According to The Verge, the Topics API can monitor your web activities per week and determine five of your interests, like “Fitness” or “Travel & Transportation.” Then, it offers advertisements based on those interests. In the advertising taxonomy of the Topics API GitHub page, 350 topics are currently available. Google is looking to add to this. These topics will remain in your browser for three weeks before deleting. Also, the Topics reveal only three of your interests to the websites you visit and “one topic from each of the past three weeks.” According to Google, these categories don’t involve “any external servers, including Google servers,” and “are selected entirely on your device.” Google says that the categories won’t include sensitive items like race and gender. Moreover, Google is working on new tools for Chrome users to allow them view, remove, or turn off the topics. The company also wants to launch a developer trial for Topics in Chrome.
Google is killing FLoC but still tracking its users
Google previously promised to replace third-party cookies in the Chrome browser by 2023. Since we are in early 2022, Google still has one year to keep its promises. While the Topics API seems to be a suitable replacement for FLoC, it still tracks users and gives advertising offerings based on activities.

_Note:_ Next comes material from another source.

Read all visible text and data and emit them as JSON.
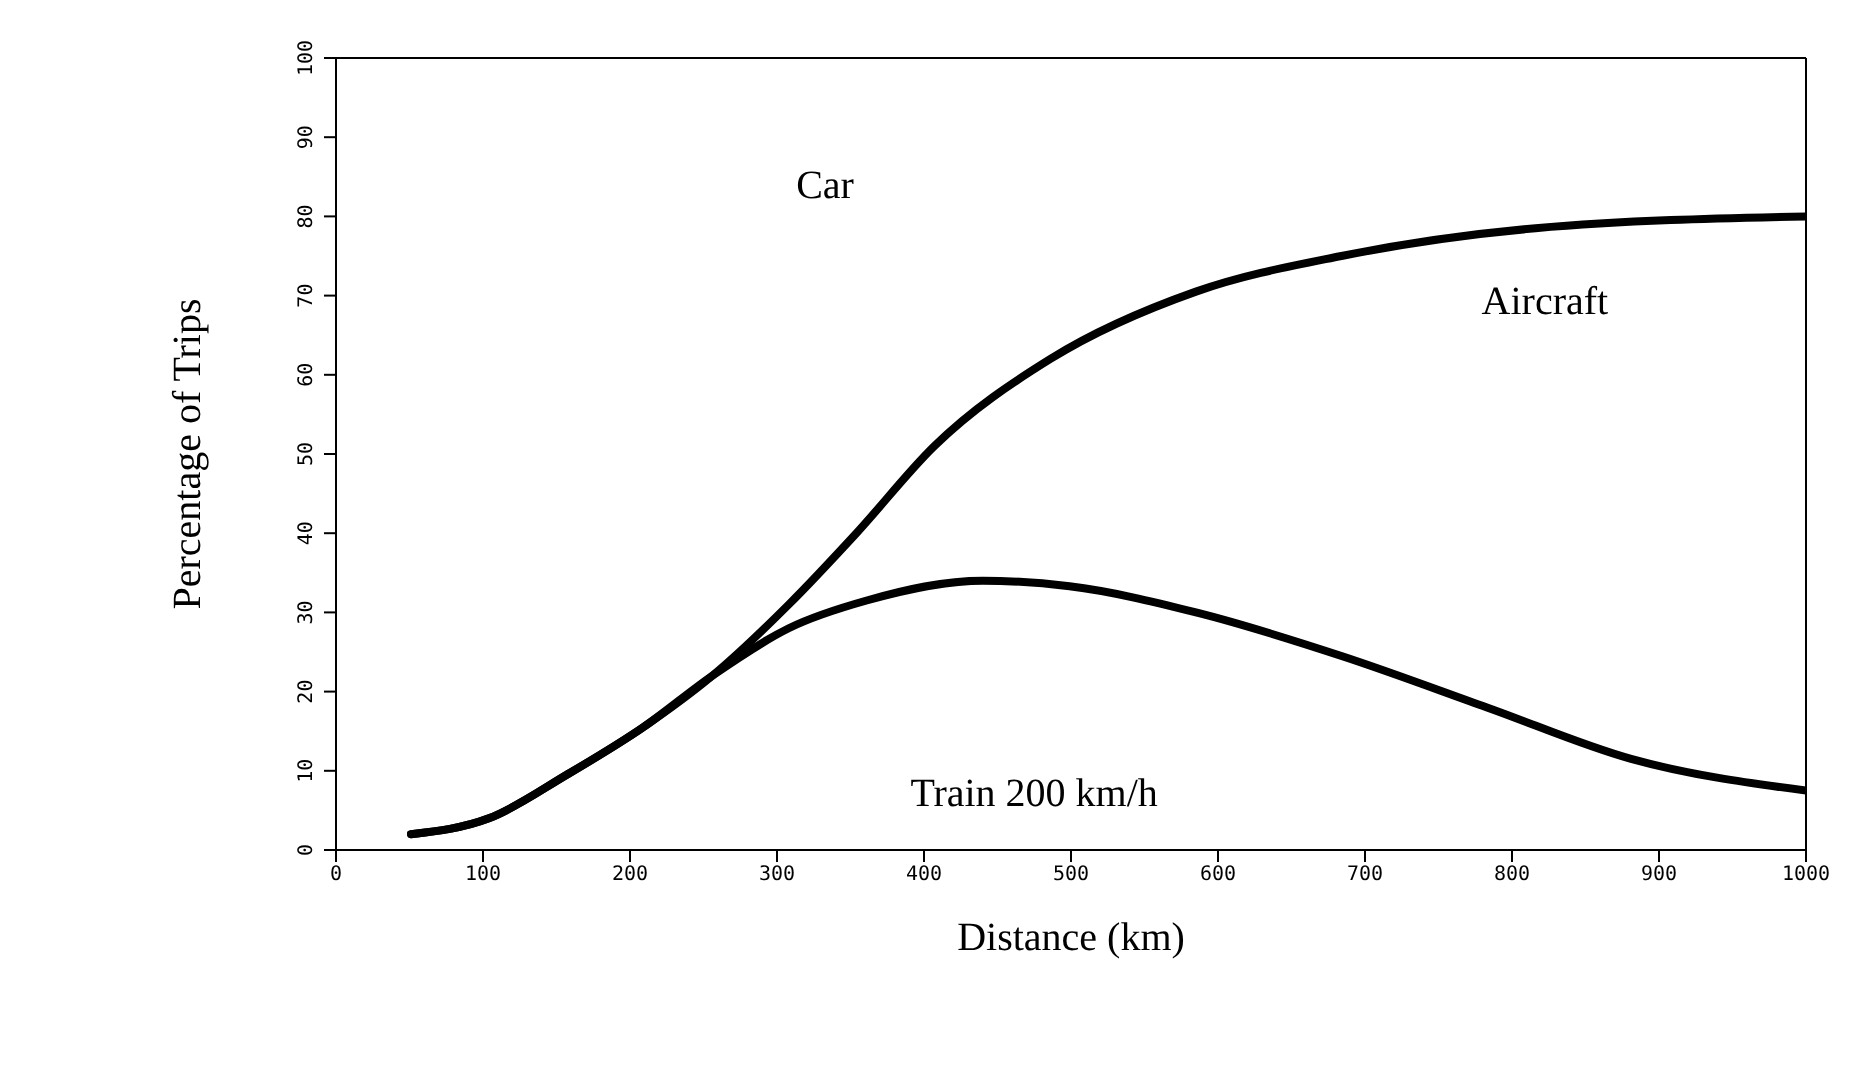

According to John Bergmayer, the legal director at Public Knowledge, “Browsers have traditionally worked only for the users” and “Google’s concepts on this topic seem to flip that.” FLoC ( Federated Learning of Cohorts) had a similar mechanism to Topics API and identified users’ interests by tracking. Privacy advocates have always believed that using these methods is a gross violation of privacy and poses risks. For example, advertisers can identify your device, browser, or even demographic information. Some privacy-focused browsers like Brave, Vivaldi, Edge, and Mozilla refused to use such methods. Bennett Cyphers, a staff technologist at Electronic Frontier Foundation (EFF), says that Topics API has some improvements over FLoC. However, “being less scary than FLoC doesn’t mean it’s ‘good.’ It will tell third-party trackers about what kind of sites you browse, and it could help websites and advertisers ID you across devices.” Simply put, though, Google has tried to tell users that we track you less by allowing them to control activity data. But the reality is that collecting and sharing user data with advertisers continues. Google is trying to read this story in a new way for users. However, there is no change in the essence of the story.